This educational collaboration between Washington University's Tyson Research Center and the Missouri Botanical Garden's Shaw Nature Reserve is designed to engage St. Louis area high school students in scientifically-based exploration of the natural world. Linked programs of field training (SIFT) and field research (TERF) provide teenagers with experiences that realistically reflect research in environmental biology. Participating teens learn a variety of field investigation skills and then have the opportunity to put those new skills to work assisting career scientists with real research projects.

Friday, June 8, 2012

Week 1 of TERF is Over

Week 1 of the June session of TERF has now come to an end. Susan and I began the week off with a short meeting during the morning. After going over logistics and safety information, we gave the TERFers a chance to get to know one another with some fun ice breaker games. Once they became comfortable with each other, they were sent off on the "Tour de Tyson Challenge" to become familiar with the area. This hardworking group of high schoolers jumped straight into work with their teams after lunch on Monday afternoon. And it wasn't until Thursday afternoon that this group of 11 came back together for the weekly debrief and paper discussion.

Jackie, Alex, Tyler, Adil, and Maddie enjoying lunch with the
 rest of the Tyson community

We all sat around in the classroom as Susan checked in on how everyone's week went. The general consensus was that the weather was beautiful all week and ticks and chiggers were not a huge problem, yet. There were a few questions we asked to see how each of the students were adapting.
  • Has it been uncomfortable or awkward working with not only college students, but professors and post docs as well?         Not really, working on the SIFT projects helped us build a connections with the mentors, so I knew my mentor before TERF even began.  – Maddie W.
  • Has this been like you thought it would?                                          It’s even better than I thought it would be. Being on the Turtle team is fun because you're always getting to mix it up. Some days I get to ride my bike through Forest Park and others I get to visit middle schools to talk to kids.  - Amber S. 
  • Have you encountered tedious work? If so, how did you deal with it?                                                                                           Sorting prairie grass would get boring after a little while, so we would start listening to the radio. - Tom C.                                                       Out in the glade you get tired real quick, so we would keep it fun by making up games like who could find the most lost pencils. - Julia S.
 Meredith and Amber as they discuss their week tracking turtles 
in Forest Park.

 After going around the room discussing those topics, Lauren Woods, the TERF T.A., joined us for this week's paper discussion. Every Thursday afternoon TERFers as well as undergraduates read a scientific paper written by an author who will give a presentation later that day. This week's paper was on conservation of bee populations. Along with reading that paper, TERF students must also read a chapter or two from their books "How to do Ecology."

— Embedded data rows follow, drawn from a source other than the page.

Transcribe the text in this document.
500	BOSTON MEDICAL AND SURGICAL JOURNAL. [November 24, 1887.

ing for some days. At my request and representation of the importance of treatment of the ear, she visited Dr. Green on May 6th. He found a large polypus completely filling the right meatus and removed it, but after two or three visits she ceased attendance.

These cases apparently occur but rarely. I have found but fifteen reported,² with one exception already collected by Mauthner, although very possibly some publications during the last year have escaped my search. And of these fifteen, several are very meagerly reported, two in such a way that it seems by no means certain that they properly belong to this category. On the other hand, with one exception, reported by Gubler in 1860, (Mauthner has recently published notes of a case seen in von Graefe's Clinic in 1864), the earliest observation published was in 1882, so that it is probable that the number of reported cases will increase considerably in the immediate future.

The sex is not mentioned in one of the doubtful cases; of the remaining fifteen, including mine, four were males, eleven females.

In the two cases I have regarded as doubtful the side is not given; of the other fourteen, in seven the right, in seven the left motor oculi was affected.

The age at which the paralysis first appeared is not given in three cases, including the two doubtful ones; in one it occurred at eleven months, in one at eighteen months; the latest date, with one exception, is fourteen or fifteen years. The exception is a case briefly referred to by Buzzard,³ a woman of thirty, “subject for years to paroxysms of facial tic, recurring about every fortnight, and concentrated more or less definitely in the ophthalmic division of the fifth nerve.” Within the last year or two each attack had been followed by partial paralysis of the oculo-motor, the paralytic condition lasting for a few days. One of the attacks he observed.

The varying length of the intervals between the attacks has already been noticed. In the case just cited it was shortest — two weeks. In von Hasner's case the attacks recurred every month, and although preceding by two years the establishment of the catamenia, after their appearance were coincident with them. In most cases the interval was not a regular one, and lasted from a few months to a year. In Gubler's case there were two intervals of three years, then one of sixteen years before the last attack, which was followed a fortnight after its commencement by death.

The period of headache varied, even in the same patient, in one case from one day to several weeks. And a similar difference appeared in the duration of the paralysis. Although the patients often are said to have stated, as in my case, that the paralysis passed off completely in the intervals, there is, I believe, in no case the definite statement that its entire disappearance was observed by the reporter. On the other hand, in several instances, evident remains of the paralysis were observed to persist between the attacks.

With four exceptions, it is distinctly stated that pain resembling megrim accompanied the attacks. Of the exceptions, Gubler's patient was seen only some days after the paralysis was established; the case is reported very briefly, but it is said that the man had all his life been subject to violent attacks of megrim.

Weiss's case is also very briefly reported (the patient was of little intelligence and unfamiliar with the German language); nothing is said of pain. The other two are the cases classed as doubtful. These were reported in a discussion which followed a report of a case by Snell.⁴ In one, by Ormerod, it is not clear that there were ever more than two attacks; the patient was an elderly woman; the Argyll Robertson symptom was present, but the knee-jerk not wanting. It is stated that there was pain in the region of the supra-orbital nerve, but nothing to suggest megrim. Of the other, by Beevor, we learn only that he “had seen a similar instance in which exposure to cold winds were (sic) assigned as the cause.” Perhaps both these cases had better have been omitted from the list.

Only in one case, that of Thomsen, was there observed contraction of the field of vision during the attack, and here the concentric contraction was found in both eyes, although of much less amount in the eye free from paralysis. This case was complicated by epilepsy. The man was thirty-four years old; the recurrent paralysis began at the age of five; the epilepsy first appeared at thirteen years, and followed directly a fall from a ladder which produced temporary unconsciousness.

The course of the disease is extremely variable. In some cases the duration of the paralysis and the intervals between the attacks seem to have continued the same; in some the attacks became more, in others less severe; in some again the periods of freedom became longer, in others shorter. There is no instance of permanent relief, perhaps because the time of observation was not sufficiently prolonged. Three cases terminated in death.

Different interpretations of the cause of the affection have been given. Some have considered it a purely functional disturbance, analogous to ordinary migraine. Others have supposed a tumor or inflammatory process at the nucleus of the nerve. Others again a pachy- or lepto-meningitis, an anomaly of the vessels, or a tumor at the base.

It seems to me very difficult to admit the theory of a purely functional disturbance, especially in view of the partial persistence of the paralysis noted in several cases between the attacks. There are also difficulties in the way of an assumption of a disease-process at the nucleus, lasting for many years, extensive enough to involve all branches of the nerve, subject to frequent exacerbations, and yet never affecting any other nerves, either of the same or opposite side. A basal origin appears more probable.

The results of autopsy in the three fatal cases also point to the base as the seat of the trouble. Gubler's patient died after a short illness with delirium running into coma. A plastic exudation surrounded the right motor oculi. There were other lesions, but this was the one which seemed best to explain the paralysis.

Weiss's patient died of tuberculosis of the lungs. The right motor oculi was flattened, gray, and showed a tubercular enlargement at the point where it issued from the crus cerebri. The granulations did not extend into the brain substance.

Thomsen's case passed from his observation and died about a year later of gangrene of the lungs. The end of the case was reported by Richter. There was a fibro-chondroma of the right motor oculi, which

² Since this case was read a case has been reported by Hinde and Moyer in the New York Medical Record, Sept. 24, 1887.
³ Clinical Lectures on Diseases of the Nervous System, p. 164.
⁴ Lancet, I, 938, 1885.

Lauren talked with them about the set up of scientific papers as well as actual methods of conducting ecology research. Those methods included observation, manipulation, an model building. During the discussion TERFers had to think about which of those methods their projects fell into.

Meeting together like this with a few hours to talk about their week gives the students a chance to reflect on the experience and share with their peers. From talking to the mentors and TERFers, it's safe to say that the TERFers are adapting well to life in the Tyson community.